CAF FDM is compositionally and structurally different from NF FDM. (A) Volcano plot showing ECM composition difference between mCAF1 vs mNF1 FDMs. n= 3 samples per condition. (B) Validation of mCAF1 vs mNF1 upregulated proteins (Per - periostin, ColIV - collagen IV, Col XII - -collagen XII) by immunofluorescent staining of FDMs. (C) Validation of mCAF1 vs mNF1 upregulated proteins (ColXII, ColXIV - collagen XIV, LOX - lysyl oxidase) by western blotting.(D) Representative images of mNF1 and mCAF1 FDMs imaged by second harmonic generation (SHG). Maximum intensity projection and y-z projection. (E) mNF1 and mCAF1 FDMs density (based on single plane analysis). n= 3 repeats. (F) mNF1 and mCAF1 FDMs thickness (based in y-z projection analysis). n=3 repeats. (G) mNF1 and mCAF1 FDMs stiffness based on the atomic force microscopy measurements. n = 5-7 matrices. Unpaired t-test- ****p-value <0.0001. Scale bars 100 um, except z-axis images with 10um scale bar.

Figure 3

Mammary CAFs deposit compositionally complex matrix reflecting desmoplastic changes in primary and metastatic pancreatic cancer. (A) Scheme of the mass spectrometry samples generation for mNF1, mCAF1 FDMs dataset and PDAC dataset, including healthy age-matched tissues and tumors, spontaneous liver metastases from PanIN to PDAC stages and healthy livers age-matched with experimental KPC liver metastases. (B) Venn diagram showing an overlap in robustly detected proteins between the datasets. Color-coding is used for depicting matrisome categories (Core matrisome: blue – Collagens, red – Glycoproteins, green – Proteoglycans; Matrisome-associated: dark violet – ECM-affiliated, black – ECM regulators, dark blue – Secreted factors). (C) Heatmap of the ECM proteins’ fold changes significantly upregulated (p < 0.05), cutoff logFC >1.59 in mCAF1 vs mNF1 FDMs, compared to the PDAC dataset (tumor conditions vs healthy ones). n=3 samples per group. Grey colored are non-detected proteins.
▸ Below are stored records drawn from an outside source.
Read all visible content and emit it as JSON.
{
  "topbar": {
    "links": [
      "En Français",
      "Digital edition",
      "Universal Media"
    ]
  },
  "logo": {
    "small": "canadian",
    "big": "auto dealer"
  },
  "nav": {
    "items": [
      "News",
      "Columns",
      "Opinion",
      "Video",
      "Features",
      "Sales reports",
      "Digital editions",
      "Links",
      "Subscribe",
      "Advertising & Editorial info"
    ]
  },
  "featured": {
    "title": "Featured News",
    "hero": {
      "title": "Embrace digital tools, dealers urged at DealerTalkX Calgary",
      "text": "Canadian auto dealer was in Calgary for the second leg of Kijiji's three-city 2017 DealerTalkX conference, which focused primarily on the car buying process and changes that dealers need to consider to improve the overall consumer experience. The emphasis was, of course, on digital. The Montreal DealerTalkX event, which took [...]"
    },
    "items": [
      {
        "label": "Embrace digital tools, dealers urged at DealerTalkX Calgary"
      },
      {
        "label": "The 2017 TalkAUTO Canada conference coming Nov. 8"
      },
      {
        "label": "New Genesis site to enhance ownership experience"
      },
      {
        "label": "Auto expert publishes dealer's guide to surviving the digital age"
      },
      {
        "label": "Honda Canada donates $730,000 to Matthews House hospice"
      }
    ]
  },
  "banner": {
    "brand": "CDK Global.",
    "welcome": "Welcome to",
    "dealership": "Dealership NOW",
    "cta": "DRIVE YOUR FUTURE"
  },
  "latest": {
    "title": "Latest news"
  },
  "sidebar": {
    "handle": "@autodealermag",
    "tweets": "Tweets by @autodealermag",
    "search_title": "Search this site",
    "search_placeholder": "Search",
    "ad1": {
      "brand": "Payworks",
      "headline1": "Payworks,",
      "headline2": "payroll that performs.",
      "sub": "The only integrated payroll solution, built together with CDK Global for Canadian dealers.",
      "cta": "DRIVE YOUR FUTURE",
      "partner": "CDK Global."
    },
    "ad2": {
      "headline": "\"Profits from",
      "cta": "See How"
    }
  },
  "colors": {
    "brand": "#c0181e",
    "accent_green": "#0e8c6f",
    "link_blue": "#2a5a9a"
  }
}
PanIN – pancreatic intraepithelial neoplasia, transition to tumor; Pancreatic tumor presented from the early group. In bold are highlighted genes of the short signature - matched to increasing with progression in the in vivo dataset.

Figure 4

Full CAF FDM signature is enriched in multiple cancer types in human and is prognostic of cancer patients’ survival. (A) Difference in the signature expression score (box plots summarize median with min and max). Circles mark cancer types for which high expression of the signature defines poor survival, shown in b (based on TGCA dataset). (B) Kaplan-Meier plots of cancer types which show significantly different probability of patients’ survival based on the signature expression. LAML, Acute Myeloid Leukemia; ACC, Adrenocortical carcinoma; BLCA, Bladder Urothelial Carcinoma; LGG, Brain Lower Grade Glioma; BRCA, Breast invasive carcinoma; CESC, Cervical squamous cell carcinoma and endocervical adenocarcinoma; CHOL, Cholangiocarcinoma; COAD, Colon adenocarcinoma; ESCA, Esophageal carcinoma; GBM, Glioblastoma multiforme; HNSC, Head and Neck squamous cell carcinoma; KICH, Kidney Chromophobe; KIRC, Kidney renal clear cell carcinoma; KIRP, Kidney renal papillary cell carcinoma; LIHC, Liver hepatocellular carcinoma; LUAD, Lung adenocarcinoma; LUSC, Lung squamous cell carcinoma; DLBC, Lymphoid Neoplasm Diffuse Large B-cell Lymphoma; MESO, Mesothelioma; OV, Ovarian serous cystadenocarcinoma; PAAD, Pancreatic adenocarcinoma; PCPG, Pheochromocytoma and Paraganglioma; PRAD, Prostate adenocarcinoma; READ, Rectum adenocarcinoma; SARC, Sarcoma; SKCM, Skin Cutaneous Melanoma; STAD, Stomach adenocarcinoma; TGCT, Testicular Germ Cell Tumors; THYM, Thymoma; THCA, Thyroid carcinoma; UCS, Uterine Carcinosarcoma; UCEC, Uterine Corpus Endometrial Carcinoma; UVM, Uveal Melanoma.